President Gotabaya Rajapaksa and his wife left aboard an air force plane bound for the Maldives—and he made his prime minister the acting president in his absence. That appeared to only further roil passions in the island nation, which has been gripped for months by an economic meltdown that has triggered severe shortages of food and fuel.

Thousands of protesters—who had anticipated that Prime Minister Ranil Wickremesinghe would be appointed acting president and wanted him gone—rallied outside his office compound and some scaled the walls. The crowd roared its support and tossed water bottles to those charging in.

Dozens could later be seen inside the office or standing on a rooftop terrace waving Sri Lanka’s flag—the latest in a series of takeovers of government buildings by demonstrators seeking a new government.

“We need both…to go home,” said Supun Eranga, a 28-year-old civil servant in the crowd. “Ranil couldn’t deliver what he promised during his two months, so he should quit. All Ranil did was try to protect the Rajapaksas.”

But Mr. Wickremesinghe, who declared a state of emergency, appeared on television to reiterate that he would not leave until a new government was in place—and it was not clear when that would happen. Although he fled, Mr. Rajapaksa has yet to resign, but the speaker of the parliament said the president assured him he would later in the day.

Police initially used tear gas to try to disperse the protesters outside the prime minister’s office but failed, and more and more marched down the lane toward the compound. As helicopters flew overhead, some demonstrators held up their middle fingers.

Eventually security forces appeared to give up, with some retreating from the area and others simply standing around the overrun compound. Inside the building, the mood was celebratory, as people sprawled on elegant sofas, watched TV, and held mock meetings in wood-paneled conference rooms. Some wandered around as if touring a museum.

“We will cook here, eat here and live here. We will stay until [Wickremesinghe] hands over his resignation,” said Lahiru Ishara, 32, a supervisor at a supermarket in Colombo who has been a part of the protests since they kicked off in April. “There’s no other alternative.”

Over the weekend, protesters seized the president’s home and office and the official residence of the prime minister following months of demonstrations that have all but dismantled the Rajapaksa family’s political dynasty, which ruled Sri Lanka for most of the past two decades.

On Wednesday morning, Sri Lankans continued to stream into the presidential palace. For days, people have flocked to the palace—swimming in the pool, marveling at the paintings and lounging on the beds piled high with pillows.

At dawn, the protesters took a break from chanting as the Sri Lankan national anthem blared from speakers. A few waved the flag.

Protesters accuse the president and his relatives of siphoning money from government coffers for years and Mr. Rajapaksa’s administration of hastening the country’s collapse by mismanaging the economy.

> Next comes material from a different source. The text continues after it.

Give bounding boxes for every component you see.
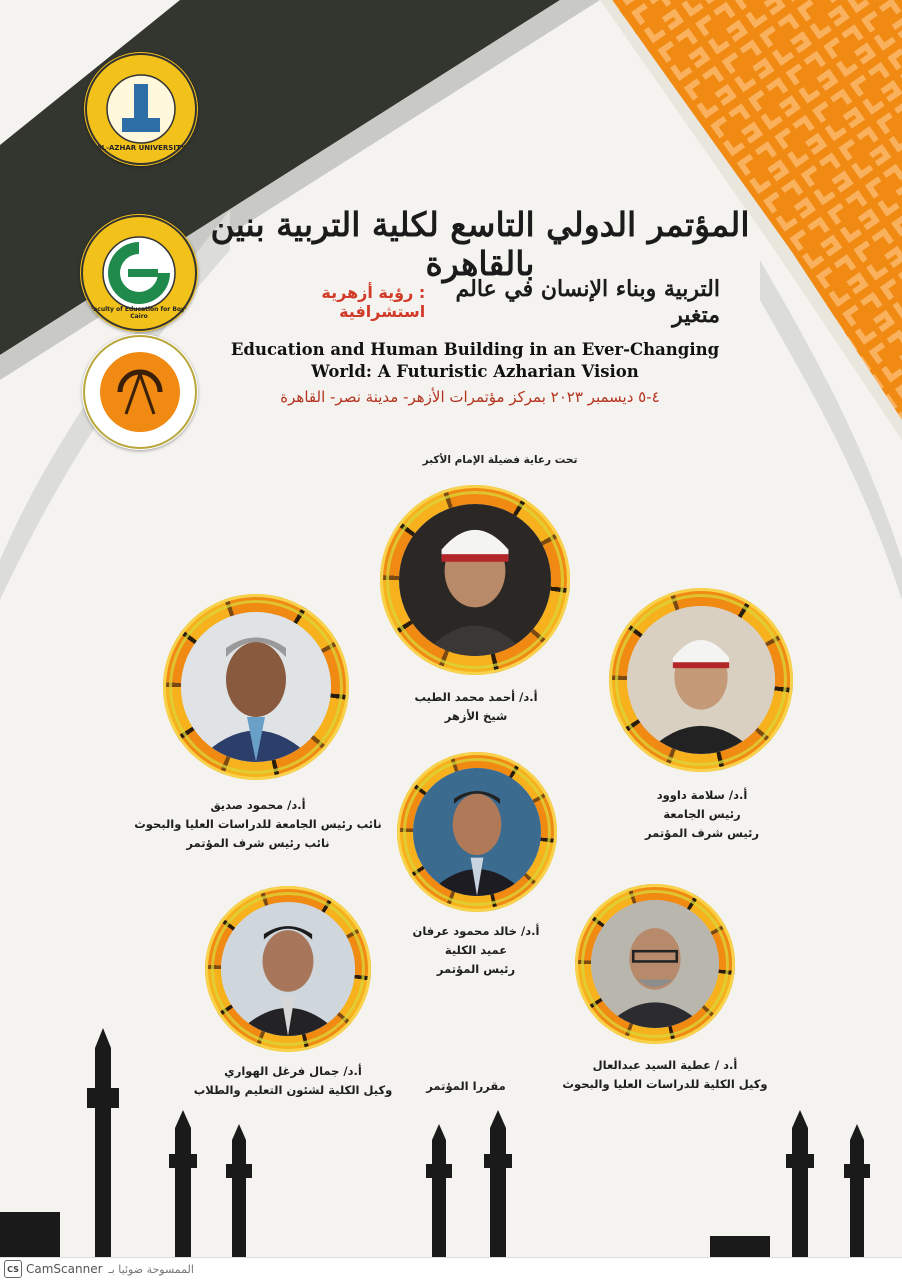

The family has denied the corruption allegations, but Mr. Rajapaksa acknowledged some of his policies contributed to the meltdown, which has left the island nation laden with debt and unable to pay for imports of basic necessities.

The shortages have sown despair among Sri Lanka’s 22 million people and were all the more shocking because, before the recent crisis, the economy had been expanding and a comfortable middle class was growing.

The political impasse has only added fuel to the economic disaster since the absence of an alternative unity government threatened to delay a hoped-for bailout from the International Monetary Fund. In the meantime, the country is relying on aid from neighboring India and from China.